I say that as someone who is close to being a Georgist, but the idea that taking land from people under threat of violence doesn't count as such when its your own government doing it doesn't make much sense.

That doesn't mean it can't be a good idea if done in the right way. For instance, if people are reimbursed for the value of their land. The threat of violence need not turn into the act of violence if people are given a generally good deal. You can also have more gradual transitions which can give people the time to adapt to the new regime. Both of these things (and others) can limit the need for violence in the enforcement of something like land collectivization. But the same sort of thing could be true of an outside force taking land from a local population. Negotiation backed by the threat of force is still backed but the threat of force.

The redistribution of land and resources will obviously be prompted by a mass enlightenment of every single person on the planet due to the clear righteousness of this course of action.

More seriously, I have no illusions that this is viable or even desirable. I think it's useful as a philosophical persepective on the concept of ownership and could help drive the adoption of better social policies.
 
I will never understand why anyone would feel guilty about events that happened before they were even born.
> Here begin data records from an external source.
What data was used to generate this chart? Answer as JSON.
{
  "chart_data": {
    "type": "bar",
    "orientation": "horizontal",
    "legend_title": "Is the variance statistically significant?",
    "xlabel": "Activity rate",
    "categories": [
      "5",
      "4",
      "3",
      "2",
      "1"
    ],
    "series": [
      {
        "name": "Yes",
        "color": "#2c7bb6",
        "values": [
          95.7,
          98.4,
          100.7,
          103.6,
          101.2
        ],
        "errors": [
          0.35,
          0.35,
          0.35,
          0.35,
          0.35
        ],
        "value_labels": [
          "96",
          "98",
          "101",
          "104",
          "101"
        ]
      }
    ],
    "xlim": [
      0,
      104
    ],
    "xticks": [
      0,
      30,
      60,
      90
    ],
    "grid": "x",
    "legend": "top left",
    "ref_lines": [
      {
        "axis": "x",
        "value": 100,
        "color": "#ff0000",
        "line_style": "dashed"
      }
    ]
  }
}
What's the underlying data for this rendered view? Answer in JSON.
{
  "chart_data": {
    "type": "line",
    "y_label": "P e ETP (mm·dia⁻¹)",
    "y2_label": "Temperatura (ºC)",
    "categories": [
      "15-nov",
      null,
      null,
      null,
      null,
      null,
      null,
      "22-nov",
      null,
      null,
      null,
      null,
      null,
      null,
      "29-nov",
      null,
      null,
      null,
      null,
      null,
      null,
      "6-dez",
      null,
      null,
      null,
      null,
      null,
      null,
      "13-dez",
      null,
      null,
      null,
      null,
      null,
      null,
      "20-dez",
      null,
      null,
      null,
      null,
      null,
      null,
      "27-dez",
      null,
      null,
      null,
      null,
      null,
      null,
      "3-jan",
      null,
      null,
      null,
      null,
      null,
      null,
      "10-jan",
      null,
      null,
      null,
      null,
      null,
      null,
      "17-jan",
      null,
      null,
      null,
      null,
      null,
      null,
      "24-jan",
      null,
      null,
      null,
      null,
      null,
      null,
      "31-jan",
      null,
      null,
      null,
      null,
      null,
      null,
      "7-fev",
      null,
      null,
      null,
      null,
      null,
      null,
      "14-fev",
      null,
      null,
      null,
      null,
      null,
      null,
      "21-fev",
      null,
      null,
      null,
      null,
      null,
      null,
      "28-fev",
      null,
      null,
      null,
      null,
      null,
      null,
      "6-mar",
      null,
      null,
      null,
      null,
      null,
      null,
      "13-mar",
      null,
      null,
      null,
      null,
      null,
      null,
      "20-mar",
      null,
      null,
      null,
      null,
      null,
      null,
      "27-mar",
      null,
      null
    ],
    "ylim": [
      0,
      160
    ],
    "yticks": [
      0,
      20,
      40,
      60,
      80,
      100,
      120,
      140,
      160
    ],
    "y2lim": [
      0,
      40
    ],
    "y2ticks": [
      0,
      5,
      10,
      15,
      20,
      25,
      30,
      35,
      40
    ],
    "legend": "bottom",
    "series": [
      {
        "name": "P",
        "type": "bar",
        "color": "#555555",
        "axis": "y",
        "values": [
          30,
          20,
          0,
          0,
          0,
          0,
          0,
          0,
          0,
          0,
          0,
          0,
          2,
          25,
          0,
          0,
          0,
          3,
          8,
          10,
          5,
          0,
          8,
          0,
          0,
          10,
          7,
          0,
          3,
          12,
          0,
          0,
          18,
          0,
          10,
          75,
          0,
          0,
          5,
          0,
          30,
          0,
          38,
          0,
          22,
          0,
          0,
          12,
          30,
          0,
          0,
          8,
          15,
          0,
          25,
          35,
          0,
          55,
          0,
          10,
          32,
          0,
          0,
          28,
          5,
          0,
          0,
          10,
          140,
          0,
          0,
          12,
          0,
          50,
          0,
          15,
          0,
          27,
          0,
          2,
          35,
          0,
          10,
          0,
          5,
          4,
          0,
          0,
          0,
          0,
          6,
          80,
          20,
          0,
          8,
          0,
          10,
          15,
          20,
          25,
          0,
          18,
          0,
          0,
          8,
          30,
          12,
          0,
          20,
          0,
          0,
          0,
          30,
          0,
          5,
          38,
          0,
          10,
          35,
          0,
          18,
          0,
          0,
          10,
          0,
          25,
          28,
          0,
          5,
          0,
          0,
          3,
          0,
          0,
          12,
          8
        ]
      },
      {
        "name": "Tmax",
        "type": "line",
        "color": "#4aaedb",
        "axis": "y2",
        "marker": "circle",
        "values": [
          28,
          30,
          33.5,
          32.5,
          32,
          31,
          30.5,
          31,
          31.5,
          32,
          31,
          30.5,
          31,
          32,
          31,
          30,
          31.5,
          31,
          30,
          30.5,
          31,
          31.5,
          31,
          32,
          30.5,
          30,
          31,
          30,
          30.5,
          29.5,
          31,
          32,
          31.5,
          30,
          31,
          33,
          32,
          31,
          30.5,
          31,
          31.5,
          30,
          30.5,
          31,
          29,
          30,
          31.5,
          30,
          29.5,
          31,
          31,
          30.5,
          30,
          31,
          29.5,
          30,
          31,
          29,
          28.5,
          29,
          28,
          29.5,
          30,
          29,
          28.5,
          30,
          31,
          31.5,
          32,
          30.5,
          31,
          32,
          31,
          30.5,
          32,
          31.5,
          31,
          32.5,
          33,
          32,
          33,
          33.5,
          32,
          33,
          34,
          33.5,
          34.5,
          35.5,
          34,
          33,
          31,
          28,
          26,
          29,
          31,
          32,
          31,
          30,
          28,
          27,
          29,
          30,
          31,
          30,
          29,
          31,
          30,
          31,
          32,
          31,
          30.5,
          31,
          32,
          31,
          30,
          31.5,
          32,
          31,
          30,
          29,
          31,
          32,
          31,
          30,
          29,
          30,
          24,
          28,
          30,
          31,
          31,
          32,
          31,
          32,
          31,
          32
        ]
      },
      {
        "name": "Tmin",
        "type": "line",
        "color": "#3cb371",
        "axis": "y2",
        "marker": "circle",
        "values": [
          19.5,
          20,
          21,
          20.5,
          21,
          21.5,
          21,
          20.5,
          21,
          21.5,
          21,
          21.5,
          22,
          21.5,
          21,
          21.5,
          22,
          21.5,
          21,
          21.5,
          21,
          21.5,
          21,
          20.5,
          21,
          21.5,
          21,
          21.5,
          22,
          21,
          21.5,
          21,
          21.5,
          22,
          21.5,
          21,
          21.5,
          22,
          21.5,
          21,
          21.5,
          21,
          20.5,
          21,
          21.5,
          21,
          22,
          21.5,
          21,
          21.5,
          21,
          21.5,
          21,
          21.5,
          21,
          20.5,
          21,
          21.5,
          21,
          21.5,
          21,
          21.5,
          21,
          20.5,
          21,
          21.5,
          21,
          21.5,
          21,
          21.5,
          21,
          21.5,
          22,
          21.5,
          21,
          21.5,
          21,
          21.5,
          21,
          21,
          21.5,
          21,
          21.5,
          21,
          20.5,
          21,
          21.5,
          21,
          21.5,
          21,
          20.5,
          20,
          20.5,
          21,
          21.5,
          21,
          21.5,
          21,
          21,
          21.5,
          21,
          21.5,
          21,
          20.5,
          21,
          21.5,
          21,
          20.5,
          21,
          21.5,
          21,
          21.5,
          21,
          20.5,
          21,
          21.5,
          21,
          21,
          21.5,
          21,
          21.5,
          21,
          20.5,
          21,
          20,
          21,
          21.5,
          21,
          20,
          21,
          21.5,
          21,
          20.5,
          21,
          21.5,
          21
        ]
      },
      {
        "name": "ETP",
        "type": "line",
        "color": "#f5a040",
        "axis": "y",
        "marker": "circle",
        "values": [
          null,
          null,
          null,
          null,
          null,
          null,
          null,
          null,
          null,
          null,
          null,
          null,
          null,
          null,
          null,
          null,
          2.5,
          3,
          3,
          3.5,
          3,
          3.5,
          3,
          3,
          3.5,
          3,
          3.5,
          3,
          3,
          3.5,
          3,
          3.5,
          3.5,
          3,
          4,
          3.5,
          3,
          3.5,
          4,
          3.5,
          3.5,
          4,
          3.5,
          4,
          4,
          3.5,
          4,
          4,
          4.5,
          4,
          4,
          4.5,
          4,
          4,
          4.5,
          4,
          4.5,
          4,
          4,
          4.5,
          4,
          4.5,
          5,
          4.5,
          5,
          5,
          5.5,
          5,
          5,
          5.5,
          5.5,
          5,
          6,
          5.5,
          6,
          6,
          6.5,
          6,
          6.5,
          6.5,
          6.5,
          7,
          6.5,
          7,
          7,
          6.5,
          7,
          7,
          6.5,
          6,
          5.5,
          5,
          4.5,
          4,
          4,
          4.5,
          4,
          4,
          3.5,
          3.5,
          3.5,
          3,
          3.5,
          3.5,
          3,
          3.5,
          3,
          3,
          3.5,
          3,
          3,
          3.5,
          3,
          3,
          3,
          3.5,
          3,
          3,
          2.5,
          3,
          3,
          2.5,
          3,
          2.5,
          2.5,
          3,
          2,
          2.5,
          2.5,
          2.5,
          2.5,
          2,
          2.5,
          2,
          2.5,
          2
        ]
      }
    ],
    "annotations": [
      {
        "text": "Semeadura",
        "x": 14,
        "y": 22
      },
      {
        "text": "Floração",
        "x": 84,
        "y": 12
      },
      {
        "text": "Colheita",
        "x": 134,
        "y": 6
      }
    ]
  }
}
You can recognize that people were treated poorly and take action to compensate for at least some of that without any guilt whatsoever.

But ceding them the moon is not a part of that compensation.

It's not so much guilt over what was done hundreds of years ago but guilt from wilfully carrying on the attitudes and mores which caused those actions into the present day and, as a result continuing the cycle of denigration and discrimination.

Remember the modern conception of racism, which still holds far too much sway, was created to give moral justification to western European cultures' mass enslavement of people from African cultures. Before slavery and helotage became an exclusive "preserve" of non white people, racism didn't exist in the same way and with the same level of virulent harm.